泣く泣くミカに殿を任せて、先生とスクワッドたちはもはや廊下とは言い難い廃墟の旧校舎をひたすらに抜けていく。よそ見をすれば高く積み上げられた教室の机に椅子と、崩落して使えなくなってしまった通路。大きな穴が空いている階段など、探索ゲームの題材としてなら優秀な廃墟を抜けていった。

 

「はぁ……はぁ……はぁっ!!」

 

「っ!……ミサキ……もう少し我慢してくれ……!!」

 

閉所恐怖症。更にはアズサがスクワッドの拠点を襲撃した時(参照:揺れるトリニティ)に起きた過呼吸が今、最悪なタイミングでぶり返して来た。今度はあの時、寄り添ってくれたミハの存在が明確に敵であるというストレスが意外にもミサキを痛めつけているのか。

 

走る速度が落ちたミサキの肩を掴み杖代わりとして先生に肩を借りる事でようやく落ち着く事が出来たが、それでも急がなくてはならない事には代わりない。

 

「……せん、せい」

 

「“っ…どうしたの?ミサキ”」

 

肩で荒い息を吐きながらミサキは先生に声をかけた。

曰く、ミハの持っていた武器は“刀”であった事に間違いないか?と

 

「“うん。確かにミカを刺したのは刀だったね”」

 

「そう……それ」

 

うん?と首を捻る先生にミサキが解説をする。

ヘイローを持つキヴォトスの生徒は基本的に頑丈である。それこそ対人威力が大きいホローポイント弾を受けて“傷跡が残る”程度だったり小型のミサイルが直撃しても気絶で済む、巡航ミサイルレベルになると流石に直撃すると重傷を負うがそれでもその程度なのだ。

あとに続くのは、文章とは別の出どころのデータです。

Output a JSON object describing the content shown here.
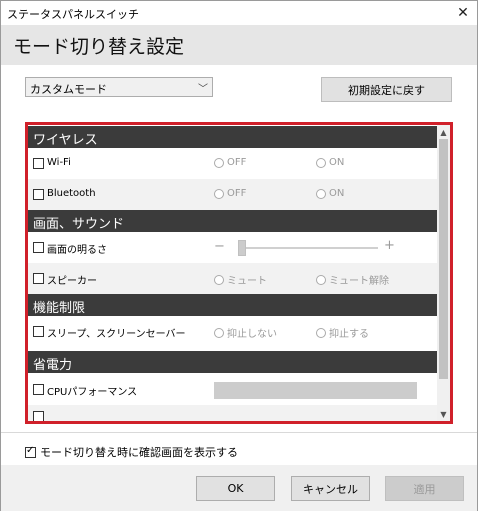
{
  "window": {
    "title": "ステータスパネルスイッチ",
    "close_glyph": "✕"
  },
  "header": {
    "title": "モード切り替え設定"
  },
  "mode_select": {
    "value": "カスタムモード",
    "chevron": "﹀"
  },
  "reset_button": {
    "label": "初期設定に戻す"
  },
  "sections": {
    "wireless": "ワイヤレス",
    "display_sound": "画面、サウンド",
    "restriction": "機能制限",
    "power": "省電力"
  },
  "rows": {
    "wifi": {
      "label": "Wi-Fi",
      "opt1": "OFF",
      "opt2": "ON"
    },
    "bluetooth": {
      "label": "Bluetooth",
      "opt1": "OFF",
      "opt2": "ON"
    },
    "brightness": {
      "label": "画面の明るさ",
      "minus": "−",
      "plus": "+"
    },
    "speaker": {
      "label": "スピーカー",
      "opt1": "ミュート",
      "opt2": "ミュート解除"
    },
    "sleep": {
      "label": "スリープ、スクリーンセーバー",
      "opt1": "抑止しない",
      "opt2": "抑止する"
    },
    "cpu": {
      "label": "CPUパフォーマンス"
    }
  },
  "scrollbar": {
    "up": "▲",
    "down": "▼"
  },
  "confirm": {
    "label": "モード切り替え時に確認画面を表示する",
    "checked": true
  },
  "footer": {
    "ok": "OK",
    "cancel": "キャンセル",
    "apply": "適用"
  },
  "colors": {
    "panel_border": "#d0202a",
    "section_bg": "#3b3b3b",
    "header_bg": "#e6e6e6"
  }
}
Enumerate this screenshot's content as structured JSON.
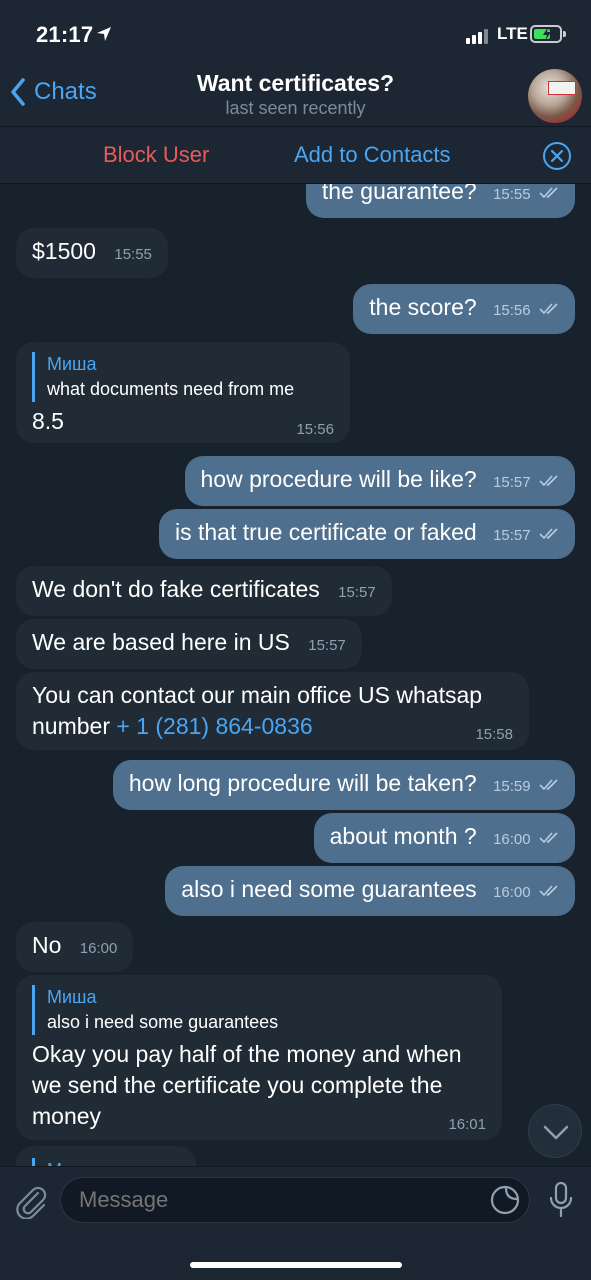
{
  "status_bar": {
    "time": "21:17",
    "network": "LTE"
  },
  "header": {
    "back_label": "Chats",
    "title": "Want certificates?",
    "subtitle": "last seen recently"
  },
  "actions": {
    "block": "Block User",
    "add": "Add to Contacts"
  },
  "messages": [
    {
      "dir": "out",
      "text": "the guarantee?",
      "time": "15:55"
    },
    {
      "dir": "in",
      "text": "$1500",
      "time": "15:55"
    },
    {
      "dir": "out",
      "text": "the score?",
      "time": "15:56"
    },
    {
      "dir": "in",
      "reply_name": "Миша",
      "reply_text": "what documents need from me",
      "text": "8.5",
      "time": "15:56"
    },
    {
      "dir": "out",
      "text": "how procedure will be like?",
      "time": "15:57"
    },
    {
      "dir": "out",
      "text": "is that true certificate or faked",
      "time": "15:57"
    },
    {
      "dir": "in",
      "text": "We don't do fake certificates",
      "time": "15:57"
    },
    {
      "dir": "in",
      "text": "We are based here in US",
      "time": "15:57"
    },
    {
      "dir": "in",
      "text_line1": "You can contact our main office US whatsap",
      "text_line2_prefix": "number",
      "phone": "+ 1 (281) 864-0836",
      "time": "15:58"
    },
    {
      "dir": "out",
      "text": "how long procedure will be taken?",
      "time": "15:59"
    },
    {
      "dir": "out",
      "text": "about month ?",
      "time": "16:00"
    },
    {
      "dir": "out",
      "text": "also i need some guarantees",
      "time": "16:00"
    },
    {
      "dir": "in",
      "text": "No",
      "time": "16:00"
    },
    {
      "dir": "in",
      "reply_name": "Миша",
      "reply_text": "also i need some guarantees",
      "text_lines": [
        "Okay you pay half of the money and when",
        "we send the certificate you complete the",
        "money"
      ],
      "time": "16:01"
    },
    {
      "dir": "in",
      "reply_name": "Миша"
    }
  ],
  "composer": {
    "placeholder": "Message"
  },
  "colors": {
    "background": "#18222d",
    "bar": "#1d2733",
    "incoming_bubble": "#202b36",
    "outgoing_bubble": "#4f6f8e",
    "accent": "#4aa5f3",
    "danger": "#e55c5c"
  }
}
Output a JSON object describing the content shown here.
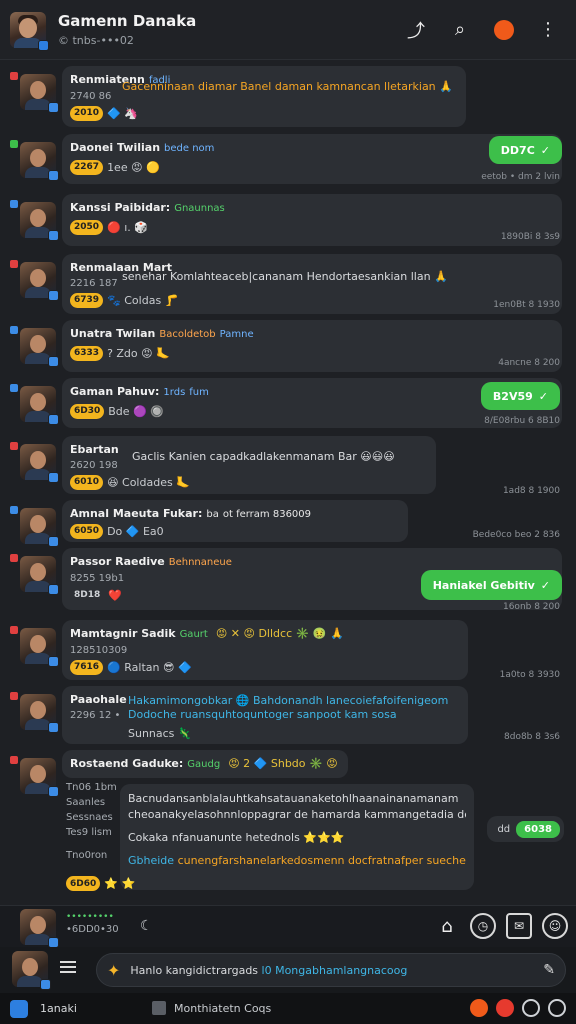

(尚、個人差はある)

 

「だから刀が一回刺さったぐらいじゃヘイローは壊れない」

 

そしてあの一撃は間違いなく不意打ちだから決まったようなものだ。

幾らミハの身体能力が異常で脅威になろうとも刀の一撃が巡航ミサイル並になるとは考えにくいと話す。……だからきっとあの2人の戦いは……

 

「どちらが先に相手を気絶させるかの戦い」

 

掴んで首をキメれば呼吸ができずに意識が落ちる。これはヘイロー持ちも変わらない。だからあの2人の戦いは長引く上に最後は近接戦まで持ち込むだろうとミサキは睨んでいる。……まあだからこそ逆にもうミカという戦力は居なくなってしまったわけだが。

 

(そう……それでいい。そうなはず……)

 

とは言ったものの、これはあくまでミサキが“こうあって欲しい”という理想論のようなモノだ。ミカとミハが本当に殺し合いを始めるわけがない。ミハがこれ以上ミカを痛めつけるわけがない。というミサキの考え。

 

(………そう、だよね)

 

まさか、まさかと脳裏に浮かぶ考えをわざわざ首を横に振って破棄する。

……そんなまさか─────“ヘイローを破壊する爆弾”が作られているのだから“ヘイローを破壊する近接武器”が作られていてもおかしくはない。なんて。

 

 

 

 

「ここだ……」

 

「ここから先がバシリカ…ですねぇ……」

 

旧校舎を走り抜け、特に何事もなく地下回廊も通り抜け、スクワッドたちがたどり着いたのはバシリカ目前。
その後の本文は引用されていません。